Ordinarily, a corporation will be regarded and treated as a separate legal person, and the law will not look beyond a corpora­tion to see who owns it. However, a court may disregard the corporate entity and pierce the corporate veil in exceptional circum­stances.  The decision whether to disregard the corporate entity and go directly against the shareholders is made on a case-by case basis, and courts generally will look to more than one factor. Factors that may lead to piercing the corporate veil are:

  • Failure to maintain adequate corporate records and the commingling of corporate and personal funds;
  • Grossly inadequate capitalization (debt/equity ratio too high);
  • The formation of a corporation to evade an existing obligation;
  • The formation of a corporation to perpetrate a fraud;
  • Improper diversion of corporate assets; and
  • Injustice and inequitable circumstances would result if the corporate entity were recognized.

A court will not go behind the corporate identity merely because a corporation has been formed to obtain tax savings or to obtain limited liability for its shareholders. One-person, family, and other closely-held corporations are permissible and fully entitled to all of the advantages of corporate existence.  However, factors that lead to piercing the corporate veil more commonly exist in these kinds of corporations. It is extremely difficult to pierce a corporate veil in most situations.  Some courts use different terminology when disre­garding the corporate entity.  The court may state that the corporation is the alter ego of the shareholders, and the share­holders should therefore be held liable.

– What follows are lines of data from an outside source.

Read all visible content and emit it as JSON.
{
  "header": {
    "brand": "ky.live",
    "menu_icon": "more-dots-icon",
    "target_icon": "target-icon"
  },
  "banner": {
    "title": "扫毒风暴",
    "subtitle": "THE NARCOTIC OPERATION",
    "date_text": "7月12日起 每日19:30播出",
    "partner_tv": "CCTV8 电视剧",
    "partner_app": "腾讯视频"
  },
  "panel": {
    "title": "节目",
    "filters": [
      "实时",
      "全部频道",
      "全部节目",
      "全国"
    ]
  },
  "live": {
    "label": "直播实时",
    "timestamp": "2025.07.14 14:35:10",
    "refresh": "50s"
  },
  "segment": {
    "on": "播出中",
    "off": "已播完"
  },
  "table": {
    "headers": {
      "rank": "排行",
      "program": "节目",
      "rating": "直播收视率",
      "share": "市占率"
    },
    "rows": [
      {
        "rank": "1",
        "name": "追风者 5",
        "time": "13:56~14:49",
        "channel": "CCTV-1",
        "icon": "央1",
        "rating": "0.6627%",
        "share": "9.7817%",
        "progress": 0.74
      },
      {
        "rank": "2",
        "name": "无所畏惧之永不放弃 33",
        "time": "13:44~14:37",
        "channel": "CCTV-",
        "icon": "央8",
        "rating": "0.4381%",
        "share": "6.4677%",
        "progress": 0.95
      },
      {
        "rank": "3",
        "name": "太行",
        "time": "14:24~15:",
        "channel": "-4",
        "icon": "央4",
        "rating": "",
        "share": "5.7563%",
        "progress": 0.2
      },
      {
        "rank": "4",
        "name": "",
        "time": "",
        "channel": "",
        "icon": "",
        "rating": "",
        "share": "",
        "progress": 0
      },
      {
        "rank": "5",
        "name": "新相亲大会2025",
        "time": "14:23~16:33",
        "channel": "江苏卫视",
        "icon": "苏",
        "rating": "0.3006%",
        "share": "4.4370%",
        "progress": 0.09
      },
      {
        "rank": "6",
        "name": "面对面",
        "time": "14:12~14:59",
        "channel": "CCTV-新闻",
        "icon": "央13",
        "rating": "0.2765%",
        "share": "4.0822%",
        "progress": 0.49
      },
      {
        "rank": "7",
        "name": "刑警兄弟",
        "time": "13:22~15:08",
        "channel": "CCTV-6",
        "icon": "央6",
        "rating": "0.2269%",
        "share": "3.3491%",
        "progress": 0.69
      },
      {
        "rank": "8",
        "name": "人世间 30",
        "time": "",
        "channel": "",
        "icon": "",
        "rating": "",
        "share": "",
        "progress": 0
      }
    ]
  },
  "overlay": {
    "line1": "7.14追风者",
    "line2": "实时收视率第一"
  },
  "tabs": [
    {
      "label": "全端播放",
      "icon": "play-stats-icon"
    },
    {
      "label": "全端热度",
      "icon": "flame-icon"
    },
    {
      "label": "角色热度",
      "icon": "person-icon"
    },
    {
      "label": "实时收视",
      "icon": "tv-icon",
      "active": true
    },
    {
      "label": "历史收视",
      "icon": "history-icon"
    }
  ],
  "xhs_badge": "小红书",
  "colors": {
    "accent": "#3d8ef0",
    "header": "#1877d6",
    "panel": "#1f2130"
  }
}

Mergers and acquisitions is a phrase used to describe certain types of financial activities in which corporations are bought and sold. A merger occurs when two corporations merge, in other words, one absorbs the other. One corporation preserves its original charter and identity and continues to exist.  The other corporation disappears, and its corporate existence terminates. Generally, the corporate entity which continues the business after a merger will succeed to all of the rights and property of the other entity and will also be subject to all of its debts and liabilities.

A corporation may merely purchase or acquire the assets of another corporation.  This would not be a merger  In an acquisition, the purchaser does not become liable for the obligations of the business whose assets are being purchased.

A holding company is a company, usually a corporation, which is created to own the stock of other corporations, often using the stock holdings to control the management and policies of the corporations.